Radieschen von oben betrachtet und ein „feucht-fröhliches“ Fest

Das Thema Radieschen lässt uns nicht los. Also haben wir im Freundes- und Bekanntenkreis eine kleine Umfrage gemacht. Und siehe da: Inzwischen haben uns zwei weitere Personen, die wir hier aus Diskretionsgründen nicht namentlich erwähnen, gestanden, dass auch sie immer dachten, Radieschen würden im Verbund wachsen. Siehste!! Das tröstet doch ein wenig.

Aber zu unserem Gemüsebeet. Letzten Mittwoch war Sanne abends allein zum Gießen dort und hat eine üppige Ladung EINZELNER! Radieschen, Spinat und Salat mit nach Hause gebracht. Am Donnerstag gab es viel Regen, so dass wir uns keine großen Sorgen um das Gemüse machen mussten.
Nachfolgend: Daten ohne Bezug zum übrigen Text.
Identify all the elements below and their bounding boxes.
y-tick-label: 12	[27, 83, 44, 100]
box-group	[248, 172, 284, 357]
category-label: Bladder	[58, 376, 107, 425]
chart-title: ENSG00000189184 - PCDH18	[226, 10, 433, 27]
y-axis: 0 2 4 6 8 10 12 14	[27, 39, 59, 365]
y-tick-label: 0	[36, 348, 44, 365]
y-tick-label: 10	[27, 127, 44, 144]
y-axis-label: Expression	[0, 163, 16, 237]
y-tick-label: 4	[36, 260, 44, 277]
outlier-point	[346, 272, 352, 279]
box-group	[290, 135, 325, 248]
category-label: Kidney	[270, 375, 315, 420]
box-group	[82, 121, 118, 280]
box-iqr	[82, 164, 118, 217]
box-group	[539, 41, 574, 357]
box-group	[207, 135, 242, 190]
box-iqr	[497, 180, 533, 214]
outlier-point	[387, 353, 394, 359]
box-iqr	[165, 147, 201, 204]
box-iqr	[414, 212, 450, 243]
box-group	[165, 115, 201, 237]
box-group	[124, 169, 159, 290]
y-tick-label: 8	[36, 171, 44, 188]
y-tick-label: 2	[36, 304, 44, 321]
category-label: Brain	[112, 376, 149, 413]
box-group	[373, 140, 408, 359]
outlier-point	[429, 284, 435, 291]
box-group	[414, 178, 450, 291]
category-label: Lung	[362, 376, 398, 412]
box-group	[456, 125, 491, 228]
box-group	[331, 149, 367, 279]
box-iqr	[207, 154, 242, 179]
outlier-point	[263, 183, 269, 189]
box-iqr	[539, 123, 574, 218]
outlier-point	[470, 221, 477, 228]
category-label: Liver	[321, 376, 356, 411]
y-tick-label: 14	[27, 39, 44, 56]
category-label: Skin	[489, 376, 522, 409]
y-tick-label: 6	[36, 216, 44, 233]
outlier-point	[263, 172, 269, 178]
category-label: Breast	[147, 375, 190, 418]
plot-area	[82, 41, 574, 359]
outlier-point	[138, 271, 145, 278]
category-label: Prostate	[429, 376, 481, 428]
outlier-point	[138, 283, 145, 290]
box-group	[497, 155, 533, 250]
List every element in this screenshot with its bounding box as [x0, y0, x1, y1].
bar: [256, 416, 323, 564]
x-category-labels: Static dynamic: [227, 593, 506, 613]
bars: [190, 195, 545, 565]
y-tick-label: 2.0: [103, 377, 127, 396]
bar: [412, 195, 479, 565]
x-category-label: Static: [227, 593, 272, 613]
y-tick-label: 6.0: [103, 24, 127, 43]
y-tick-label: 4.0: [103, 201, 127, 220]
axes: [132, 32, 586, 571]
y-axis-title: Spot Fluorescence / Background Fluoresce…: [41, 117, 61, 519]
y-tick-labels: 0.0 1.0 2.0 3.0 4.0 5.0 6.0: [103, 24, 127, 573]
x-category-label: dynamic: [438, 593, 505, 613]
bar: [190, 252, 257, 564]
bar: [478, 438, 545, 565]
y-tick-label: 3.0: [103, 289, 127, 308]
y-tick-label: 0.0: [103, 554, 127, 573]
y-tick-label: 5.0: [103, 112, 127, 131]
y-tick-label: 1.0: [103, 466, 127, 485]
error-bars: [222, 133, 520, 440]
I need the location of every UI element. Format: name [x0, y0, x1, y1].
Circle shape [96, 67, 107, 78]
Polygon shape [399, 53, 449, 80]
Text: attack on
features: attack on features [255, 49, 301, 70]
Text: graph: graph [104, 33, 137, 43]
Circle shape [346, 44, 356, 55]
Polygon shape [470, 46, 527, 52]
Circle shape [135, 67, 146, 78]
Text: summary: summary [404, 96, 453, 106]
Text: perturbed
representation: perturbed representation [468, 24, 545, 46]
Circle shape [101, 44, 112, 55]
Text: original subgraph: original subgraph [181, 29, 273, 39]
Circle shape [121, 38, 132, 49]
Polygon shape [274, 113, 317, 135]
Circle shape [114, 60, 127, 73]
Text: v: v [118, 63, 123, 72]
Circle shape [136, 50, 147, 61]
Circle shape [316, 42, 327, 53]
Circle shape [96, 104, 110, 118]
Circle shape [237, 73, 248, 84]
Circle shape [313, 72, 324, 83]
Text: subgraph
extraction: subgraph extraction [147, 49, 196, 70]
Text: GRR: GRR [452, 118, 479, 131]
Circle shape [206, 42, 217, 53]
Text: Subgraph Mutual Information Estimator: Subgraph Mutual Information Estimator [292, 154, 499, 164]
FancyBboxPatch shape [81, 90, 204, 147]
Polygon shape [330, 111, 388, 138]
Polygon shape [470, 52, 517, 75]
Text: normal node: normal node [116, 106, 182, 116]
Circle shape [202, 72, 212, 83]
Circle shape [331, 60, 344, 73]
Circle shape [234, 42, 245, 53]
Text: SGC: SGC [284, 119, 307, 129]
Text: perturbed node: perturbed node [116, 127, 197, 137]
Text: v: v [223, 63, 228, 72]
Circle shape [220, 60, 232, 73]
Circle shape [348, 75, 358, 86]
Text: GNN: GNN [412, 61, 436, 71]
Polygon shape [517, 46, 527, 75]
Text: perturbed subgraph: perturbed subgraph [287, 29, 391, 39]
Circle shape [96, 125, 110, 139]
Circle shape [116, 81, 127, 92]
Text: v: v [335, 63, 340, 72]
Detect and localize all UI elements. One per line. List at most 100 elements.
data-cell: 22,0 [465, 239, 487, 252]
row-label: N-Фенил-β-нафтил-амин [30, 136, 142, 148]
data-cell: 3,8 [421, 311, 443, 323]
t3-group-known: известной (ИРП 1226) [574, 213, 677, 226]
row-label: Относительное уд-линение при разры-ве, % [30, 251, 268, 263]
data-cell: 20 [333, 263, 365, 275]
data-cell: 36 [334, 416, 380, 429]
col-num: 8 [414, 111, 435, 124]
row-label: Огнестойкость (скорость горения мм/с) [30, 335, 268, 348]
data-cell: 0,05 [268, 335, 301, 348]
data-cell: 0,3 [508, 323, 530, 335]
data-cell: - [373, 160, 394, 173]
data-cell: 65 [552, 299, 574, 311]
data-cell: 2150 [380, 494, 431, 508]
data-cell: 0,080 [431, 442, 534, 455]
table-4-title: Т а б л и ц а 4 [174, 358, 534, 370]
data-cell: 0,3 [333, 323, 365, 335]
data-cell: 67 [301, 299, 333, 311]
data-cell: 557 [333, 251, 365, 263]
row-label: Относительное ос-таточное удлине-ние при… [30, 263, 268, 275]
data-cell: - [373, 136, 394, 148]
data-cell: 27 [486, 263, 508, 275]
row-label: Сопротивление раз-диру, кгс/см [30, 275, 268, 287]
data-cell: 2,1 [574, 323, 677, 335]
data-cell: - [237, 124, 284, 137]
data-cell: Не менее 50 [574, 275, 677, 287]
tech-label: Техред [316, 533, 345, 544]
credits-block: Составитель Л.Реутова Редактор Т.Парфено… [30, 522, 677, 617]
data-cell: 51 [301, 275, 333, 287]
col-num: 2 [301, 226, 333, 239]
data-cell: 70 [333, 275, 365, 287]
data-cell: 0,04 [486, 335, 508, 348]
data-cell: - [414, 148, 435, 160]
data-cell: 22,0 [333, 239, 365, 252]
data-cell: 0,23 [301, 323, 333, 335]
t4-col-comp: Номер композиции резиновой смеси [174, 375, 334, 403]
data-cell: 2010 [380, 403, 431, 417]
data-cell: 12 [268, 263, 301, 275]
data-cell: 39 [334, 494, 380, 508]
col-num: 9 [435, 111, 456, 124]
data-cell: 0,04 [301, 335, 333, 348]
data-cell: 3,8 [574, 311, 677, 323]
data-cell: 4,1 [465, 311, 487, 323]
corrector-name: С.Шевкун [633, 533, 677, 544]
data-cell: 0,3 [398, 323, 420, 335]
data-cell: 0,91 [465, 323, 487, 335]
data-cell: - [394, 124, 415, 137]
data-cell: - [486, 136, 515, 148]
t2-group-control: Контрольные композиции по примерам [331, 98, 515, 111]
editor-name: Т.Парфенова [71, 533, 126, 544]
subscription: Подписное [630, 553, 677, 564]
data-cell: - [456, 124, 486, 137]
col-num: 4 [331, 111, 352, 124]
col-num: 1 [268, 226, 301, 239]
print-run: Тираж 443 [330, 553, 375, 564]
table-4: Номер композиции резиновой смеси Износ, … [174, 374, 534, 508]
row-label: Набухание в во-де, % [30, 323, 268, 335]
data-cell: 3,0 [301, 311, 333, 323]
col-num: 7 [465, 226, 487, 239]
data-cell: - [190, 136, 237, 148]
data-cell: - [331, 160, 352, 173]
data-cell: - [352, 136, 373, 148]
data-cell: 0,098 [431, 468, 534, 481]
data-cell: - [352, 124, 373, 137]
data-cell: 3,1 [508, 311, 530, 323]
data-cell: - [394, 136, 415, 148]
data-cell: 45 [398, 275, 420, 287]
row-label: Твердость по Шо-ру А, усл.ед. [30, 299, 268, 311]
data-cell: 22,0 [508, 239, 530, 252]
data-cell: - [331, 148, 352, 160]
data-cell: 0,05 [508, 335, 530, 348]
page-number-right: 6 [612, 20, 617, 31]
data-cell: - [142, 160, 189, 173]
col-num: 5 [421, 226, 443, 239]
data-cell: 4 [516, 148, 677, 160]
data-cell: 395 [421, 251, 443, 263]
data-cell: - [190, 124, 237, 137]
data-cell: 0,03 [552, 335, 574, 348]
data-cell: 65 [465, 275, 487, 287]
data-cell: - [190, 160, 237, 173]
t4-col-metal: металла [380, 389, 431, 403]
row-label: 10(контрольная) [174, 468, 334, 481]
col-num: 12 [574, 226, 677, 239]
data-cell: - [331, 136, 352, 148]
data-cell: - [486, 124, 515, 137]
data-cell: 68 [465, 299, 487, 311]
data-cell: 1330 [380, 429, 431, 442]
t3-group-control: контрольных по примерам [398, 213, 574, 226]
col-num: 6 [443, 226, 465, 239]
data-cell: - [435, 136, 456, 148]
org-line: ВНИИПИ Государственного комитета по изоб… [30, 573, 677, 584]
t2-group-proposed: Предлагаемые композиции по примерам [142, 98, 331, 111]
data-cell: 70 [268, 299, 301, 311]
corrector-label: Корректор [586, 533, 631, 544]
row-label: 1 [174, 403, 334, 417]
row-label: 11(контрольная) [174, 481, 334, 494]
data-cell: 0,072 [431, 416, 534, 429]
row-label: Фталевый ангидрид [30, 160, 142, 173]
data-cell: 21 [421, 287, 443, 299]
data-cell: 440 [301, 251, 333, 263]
Für heute, Sonntag, ist zwar ebenfalls reichlich Wasser von ganz oben angesagt, aber wir wollen trotzdem rausfahren: zum einen weil Herr Kötter wieder Sprechstunde hat, zum anderen weil die kleinen Hügel, auf denen die Kartoffelpflanzen wachsen, endlich mal wieder angehäuft werden müssen. Und: In Nieder-Erlenbach ist heute Höfefest, wie Plakate und „Meine Ernte“-E-Mails seit Wochen ankündigen. Ab 12 Uhr werden die Pflanzen- und Gemüsespezialisten des Ortes ihre Häuser öffnen, es gibt leckeres Essen, Getränke und Musik. Das ist ein weiterer Vorteil eines Gemüsebeets im Grünen: Es bringt einen dazu, Ausflüge zu unternehmen und Dinge kennenzulernen, die sonst an einem vorbeigegangen wären.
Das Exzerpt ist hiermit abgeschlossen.